Given*  When+  Then+

Then matters. A scenario that never concludes in an observable assertion is not a useful behavior spec.

Step 1: Lint The Test Shape

Run features lint before treating generated Gherkin as review material:

pnpm exec blackbox features lint ./tests --fail-on error

For CI or agent workflows:

pnpm exec blackbox features lint ./tests --json --fail-on warn

Important findings include:

Rule	What it catches
`aaa-shape`	`Then` before `When`, `Given` after the action, multiple act blocks after assertions, or no action
`missing-then`	A scenario with no observable assertion
`opaque-step`	A decompiled step that became too generic to review
`placeholder-token`	A generated placeholder that does not resolve to example data
`missing-background`	Repeated setup that should move to `Background`

Step 2: Emit Feature Files

Generate feature files from a test directory:

pnpm exec blackbox features emit ./tests --out ./features

For the showcase layout:

pnpm exec blackbox features emit ./e2e/tests --out ./e2e/features

If you have a step library:

pnpm exec blackbox features emit ./tests --steps ./scripts/step-lib.json

Or skip step resolution:

pnpm exec blackbox features emit ./tests --no-steps

The command prints the detected style and scope for each source file, then writes one .feature file per source file.

Step 3: Gate Syntax And Feature-File Drift

Run features check after emitting:

pnpm exec blackbox features check --features ./features --tests ./tests

This performs two checks:

Gherkin syntax validation using the Cucumber parser.
Source-vs-feature drift detection.

Use JSON in automation:

pnpm exec blackbox features check --features ./features --tests ./tests --json

Use features drift when you only want the synchronization check:

pnpm exec blackbox features drift --tests ./tests --features ./features

Feature-file drift kinds are missing, stale, orphan, and unparseable.

Step 4: Compare Runtime Observations When Migrating

When reshaping tests or moving from plain Playwright into the BDD DSL, feature-file drift is not enough.
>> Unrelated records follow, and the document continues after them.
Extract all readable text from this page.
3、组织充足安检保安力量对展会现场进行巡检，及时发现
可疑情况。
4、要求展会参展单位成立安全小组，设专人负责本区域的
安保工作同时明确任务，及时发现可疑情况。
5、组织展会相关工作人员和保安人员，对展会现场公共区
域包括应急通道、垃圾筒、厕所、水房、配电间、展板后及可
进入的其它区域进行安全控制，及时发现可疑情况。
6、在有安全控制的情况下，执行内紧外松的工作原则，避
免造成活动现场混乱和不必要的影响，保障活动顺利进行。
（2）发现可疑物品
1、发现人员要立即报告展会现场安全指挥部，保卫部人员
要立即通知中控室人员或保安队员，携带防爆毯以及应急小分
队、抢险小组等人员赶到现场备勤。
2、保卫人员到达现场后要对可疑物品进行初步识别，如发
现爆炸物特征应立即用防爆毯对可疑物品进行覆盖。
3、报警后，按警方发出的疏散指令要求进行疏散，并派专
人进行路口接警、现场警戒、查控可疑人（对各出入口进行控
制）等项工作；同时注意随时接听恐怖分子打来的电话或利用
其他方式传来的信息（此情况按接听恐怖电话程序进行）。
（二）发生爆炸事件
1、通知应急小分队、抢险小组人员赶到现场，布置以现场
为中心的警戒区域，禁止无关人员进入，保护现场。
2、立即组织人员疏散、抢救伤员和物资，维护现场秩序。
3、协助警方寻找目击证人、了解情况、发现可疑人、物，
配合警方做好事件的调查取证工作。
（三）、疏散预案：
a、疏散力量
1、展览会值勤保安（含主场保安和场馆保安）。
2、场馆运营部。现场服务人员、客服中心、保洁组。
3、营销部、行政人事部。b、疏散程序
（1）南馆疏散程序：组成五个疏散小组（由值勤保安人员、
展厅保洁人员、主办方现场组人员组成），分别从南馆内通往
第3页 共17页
You also need to know whether the rewritten test still produces the same meaningful runtime behavior.

The experimental observation comparison gate reads .observation.json files from two runs:

pnpm exec blackbox features compare-observations --baseline ./baseline-observations --candidate ./candidate-observations --json

It treats step-boundary differences as benign and flags meaningful changes such as missing network calls, changed payloads, changed assertions, missing tests, or different outcomes.

What Changes In The Project

A generation workflow should make these changes visible:

A feature file is created or updated.
Lint findings may point to weak scenario structure.
features check can fail when feature files are missing, stale, orphaned, or unparseable.
Runtime effect artifacts may also change if effects are enabled.
Feature-file drift becomes a review event instead of an invisible mismatch.
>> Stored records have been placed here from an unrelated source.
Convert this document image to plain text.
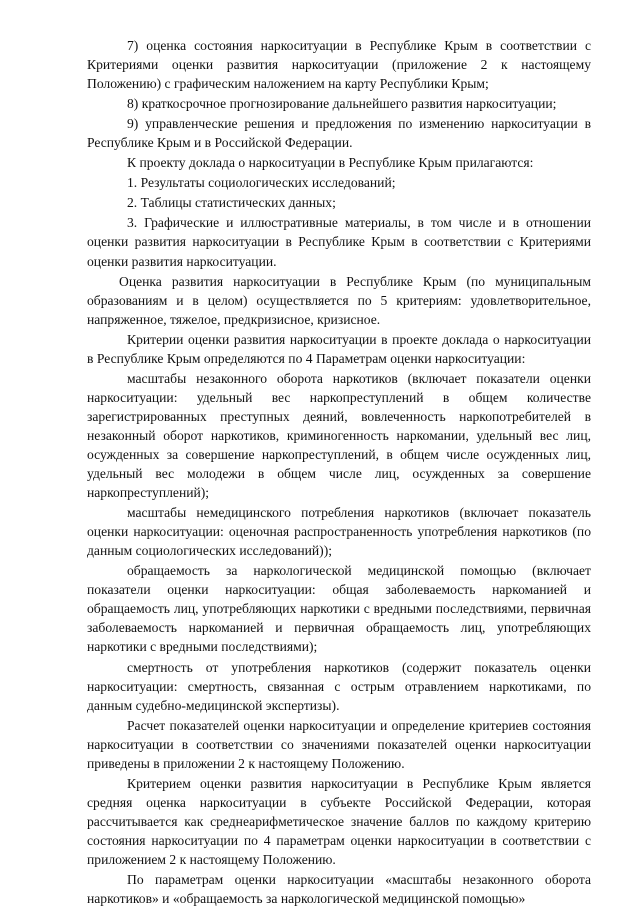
7) оценка состояния наркоситуации в Республике Крым в соответствии с Критериями оценки развития наркоситуации (приложение 2 к настоящему Положению) с графическим наложением на карту Республики Крым;

8) краткосрочное прогнозирование дальнейшего развития наркоситуации;

9) управленческие решения и предложения по изменению наркоситуации в Республике Крым и в Российской Федерации.

К проекту доклада о наркоситуации в Республике Крым прилагаются:

1. Результаты социологических исследований;

2. Таблицы статистических данных;

3. Графические и иллюстративные материалы, в том числе и в отношении оценки развития наркоситуации в Республике Крым в соответствии с Критериями оценки развития наркоситуации.

Оценка развития наркоситуации в Республике Крым (по муниципальным образованиям и в целом) осуществляется по 5 критериям: удовлетворительное, напряженное, тяжелое, предкризисное, кризисное.

Критерии оценки развития наркоситуации в проекте доклада о наркоситуации в Республике Крым определяются по 4 Параметрам оценки наркоситуации:

масштабы незаконного оборота наркотиков (включает показатели оценки наркоситуации: удельный вес наркопреступлений в общем количестве зарегистрированных преступных деяний, вовлеченность наркопотребителей в незаконный оборот наркотиков, криминогенность наркомании, удельный вес лиц, осужденных за совершение наркопреступлений, в общем числе осужденных лиц, удельный вес молодежи в общем числе лиц, осужденных за совершение наркопреступлений);

масштабы немедицинского потребления наркотиков (включает показатель оценки наркоситуации: оценочная распространенность употребления наркотиков (по данным социологических исследований));

обращаемость за наркологической медицинской помощью (включает показатели оценки наркоситуации: общая заболеваемость наркоманией и обращаемость лиц, употребляющих наркотики с вредными последствиями, первичная заболеваемость наркоманией и первичная обращаемость лиц, употребляющих наркотики с вредными последствиями);

смертность от употребления наркотиков (содержит показатель оценки наркоситуации: смертность, связанная с острым отравлением наркотиками, по данным судебно-медицинской экспертизы).

Расчет показателей оценки наркоситуации и определение критериев состояния наркоситуации в соответствии со значениями показателей оценки наркоситуации приведены в приложении 2 к настоящему Положению.

Критерием оценки развития наркоситуации в Республике Крым является средняя оценка наркоситуации в субъекте Российской Федерации, которая рассчитывается как среднеарифметическое значение баллов по каждому критерию состояния наркоситуации по 4 параметрам оценки наркоситуации в соответствии с приложением 2 к настоящему Положению.

По параметрам оценки наркоситуации «масштабы незаконного оборота наркотиков» и «обращаемость за наркологической медицинской помощью»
The exact filenames depend on the configured commands and output paths. The important rule is that generated artifacts should be treated as reviewable outputs, not as decorative documentation.

Reviewing Feature-File Drift

A feature file change can mean several different things:

The product behavior intentionally changed.
The test source was renamed or restructured.
The analyzer recovered clearer or weaker behavior text.
Runtime behavior changed and the tests now express a new outcome.

Do not auto-accept every generated change. Review the feature file beside the effect catalog and coverage report. If the behavior changed intentionally, update the catalog and accept the artifact. If it changed accidentally, fix the system or the test.

FAQ

Is this still BDD?

It keeps the readable Given/When/Then artifact, but it does not require feature files to be the primary source of truth.

Do I need Cucumber?

No. Blackbox uses Gherkin as a format and the Cucumber parser for syntax validation. You do not need Cucumber step definitions to use this workflow.

Should I write tests in the BDD DSL?

Use the BDD DSL when you want faithful feature generation and explicit scenario, given, when, then, background, and given.each structure. Plain Playwright can work, but decompilation is best-effort.

Should generated feature files be committed?

Commit them only when your team wants them as durable review artifacts. If they are temporary diagnostics, keep them out of version control.